From 8edeb4d1ed648d6d53ac5f535983fb4e5065a85a Mon Sep 17 00:00:00 2001
From: Victor Skvortsov <vds003@gmail.com>
Date: Fri, 24 Oct 2025 12:40:46 +0500
Subject: [PATCH 1/2] Set transaction_per_migration=True

---
 src/dstack/_internal/server/migrations/env.py | 10 +++++++++-
 1 file changed, 9 insertions(+), 1 deletion(-)

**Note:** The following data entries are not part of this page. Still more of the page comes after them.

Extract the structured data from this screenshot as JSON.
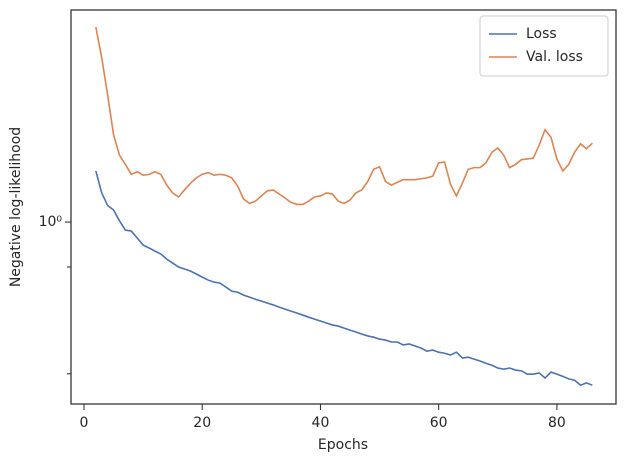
{
  "chart_data": {
    "type": "line",
    "x_label": "Epochs",
    "y_label": "Negative log-likelihood",
    "x": [
      2,
      3,
      4,
      5,
      6,
      7,
      8,
      9,
      10,
      11,
      12,
      13,
      14,
      15,
      16,
      17,
      18,
      19,
      20,
      21,
      22,
      23,
      24,
      25,
      26,
      27,
      28,
      29,
      30,
      31,
      32,
      33,
      34,
      35,
      36,
      37,
      38,
      39,
      40,
      41,
      42,
      43,
      44,
      45,
      46,
      47,
      48,
      49,
      50,
      51,
      52,
      53,
      54,
      55,
      56,
      57,
      58,
      59,
      60,
      61,
      62,
      63,
      64,
      65,
      66,
      67,
      68,
      69,
      70,
      71,
      72,
      73,
      74,
      75,
      76,
      77,
      78,
      79,
      80,
      81,
      82,
      83,
      84,
      85,
      86
    ],
    "series": [
      {
        "name": "Loss",
        "color": "#4c72b0",
        "values": [
          1.5,
          1.26,
          1.14,
          1.1,
          1.01,
          0.938,
          0.931,
          0.881,
          0.833,
          0.814,
          0.794,
          0.776,
          0.745,
          0.722,
          0.7,
          0.689,
          0.678,
          0.662,
          0.646,
          0.631,
          0.621,
          0.616,
          0.597,
          0.578,
          0.573,
          0.56,
          0.551,
          0.542,
          0.534,
          0.526,
          0.518,
          0.509,
          0.501,
          0.493,
          0.486,
          0.478,
          0.47,
          0.463,
          0.456,
          0.449,
          0.442,
          0.438,
          0.431,
          0.424,
          0.418,
          0.411,
          0.405,
          0.401,
          0.395,
          0.392,
          0.386,
          0.386,
          0.377,
          0.38,
          0.374,
          0.368,
          0.359,
          0.362,
          0.356,
          0.353,
          0.348,
          0.356,
          0.34,
          0.342,
          0.337,
          0.332,
          0.326,
          0.321,
          0.314,
          0.311,
          0.314,
          0.309,
          0.307,
          0.299,
          0.299,
          0.302,
          0.29,
          0.304,
          0.299,
          0.294,
          0.288,
          0.285,
          0.274,
          0.279,
          0.274
        ]
      },
      {
        "name": "Val. loss",
        "color": "#dd8452",
        "values": [
          4.7,
          3.68,
          2.74,
          2.0,
          1.7,
          1.58,
          1.46,
          1.49,
          1.45,
          1.46,
          1.49,
          1.46,
          1.34,
          1.26,
          1.22,
          1.29,
          1.36,
          1.42,
          1.46,
          1.48,
          1.45,
          1.46,
          1.45,
          1.42,
          1.33,
          1.2,
          1.16,
          1.18,
          1.23,
          1.28,
          1.29,
          1.25,
          1.21,
          1.17,
          1.15,
          1.15,
          1.18,
          1.22,
          1.23,
          1.26,
          1.25,
          1.18,
          1.16,
          1.19,
          1.26,
          1.29,
          1.38,
          1.52,
          1.55,
          1.38,
          1.34,
          1.37,
          1.4,
          1.4,
          1.4,
          1.41,
          1.42,
          1.44,
          1.6,
          1.61,
          1.35,
          1.23,
          1.36,
          1.52,
          1.54,
          1.54,
          1.6,
          1.74,
          1.8,
          1.7,
          1.54,
          1.58,
          1.64,
          1.65,
          1.66,
          1.84,
          2.08,
          1.96,
          1.65,
          1.5,
          1.58,
          1.74,
          1.86,
          1.79,
          1.87
        ]
      }
    ],
    "xlim": [
      -2.2,
      90
    ],
    "xticks": [
      0,
      20,
      40,
      60,
      80
    ],
    "ylim": [
      0.236,
      5.38
    ],
    "y_log": true,
    "yticks": [
      {
        "value": 1,
        "label": "10⁰"
      }
    ],
    "yticks_minor": [
      0.7,
      0.3
    ],
    "legend": "upper right"
  }
}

diff --git a/src/dstack/_internal/server/migrations/env.py b/src/dstack/_internal/server/migrations/env.py
index 4259ec9fa..0b2f73a19 100644
--- a/src/dstack/_internal/server/migrations/env.py
+++ b/src/dstack/_internal/server/migrations/env.py
@@ -36,7 +36,6 @@ def run_migrations_offline():
         literal_binds=True,
         dialect_opts={"paramstyle": "named"},
     )
-
     with context.begin_transaction():
         context.run_migrations()
 
@@ -61,12 +60,21 @@ def run_migrations(connection: Connection):
     # https://alembic.sqlalchemy.org/en/latest/batch.html#dealing-with-referencing-foreign-keys
     if connection.dialect.name == "sqlite":
         connection.execute(text("PRAGMA foreign_keys=OFF;"))
+    elif connection.dialect.name == "postgresql":
+        # lock_timeout is needed so that migrations that acquire locks
+        # do not wait for locks forever, blocking live queries.
+        # Better to fail and retry a deployment.
+        connection.execute(text("SET lock_timeout='10s';"))
     connection.commit()
     context.configure(
         connection=connection,
         target_metadata=target_metadata,
         compare_type=True,
         render_as_batch=True,
+        # Running each migration in a separate transaction.
+        # Running all migrations in one transaction may lead to deadlocks in HA deployments
+        # because lock ordering is not respected across all migrations.
+        transaction_per_migration=True,
     )
     with context.begin_transaction():
         context.run_migrations()

From d9a4c6fbdc6b6cd79b6289160471e77647f6ff5e Mon Sep 17 00:00:00 2001
From: Victor Skvortsov <vds003@gmail.com>
Date: Fri, 24 Oct 2025 14:24:53 +0500
Subject: [PATCH 2/2] Document Server upgrades

---
 docs/docs/guides/server-deployment.md | 22 ++++++++++++++++++++++
 1 file changed, 22 insertions(+)

diff --git a/docs/docs/guides/server-deployment.md b/docs/docs/guides/server-deployment.md
index 80f34a335..4976bf060 100644
--- a/docs/docs/guides/server-deployment.md
+++ b/docs/docs/guides/server-deployment.md
@@ -400,6 +400,28 @@ export DSTACK_DB_MAX_OVERFLOW=80
 You have to ensure your Postgres installation supports that many connections by
 configuring [`max_connections`](https://www.postgresql.org/docs/current/runtime-config-connection.html#GUC-MAX-CONNECTIONS) and/or using connection pooler.
 
+## Server upgrades
+
+When upgrading the `dstack` server, follow these guidelines to ensure a smooth transition and minimize downtime.
+
+### Before upgrading
+
+1. **Check the changelog**: Review the [release notes :material-arrow-top-right-thin:{ .external }](https://github.com/dstackai/dstack/releases){:target="_blank"} for breaking changes, new features, and migration notes.
+2. **Review backward compatibility**: Understand the [backward compatibility](#backward-compatibility) policy.
+3. **Back up your data**: Ensure you always create a backup before upgrading.
+
+### Best practices
+
+- **Test in staging**: Always test upgrades in a non-production environment first.
+- **Monitor logs**: Watch server logs during and after the upgrade for any errors or warnings.
+- **Keep backups**: Retain backups for at least a few days after a successful upgrade.
+
+### Troubleshooting
+
+**Deadlock when upgrading a multi-replica PostgreSQL deployment**
+
+If a deployment is stuck due to a deadlock when applying DB migrations, try scaling server replicas to 1 and retry the deployment multiple times. Some releases may not support rolling deployments, which is always noted in the release notes. If you think there is a bug, please [file an issue](https://github.com/dstackai/dstack/issues).
+
 ## FAQs
 
 ??? info "Can I run multiple replicas of dstack server?"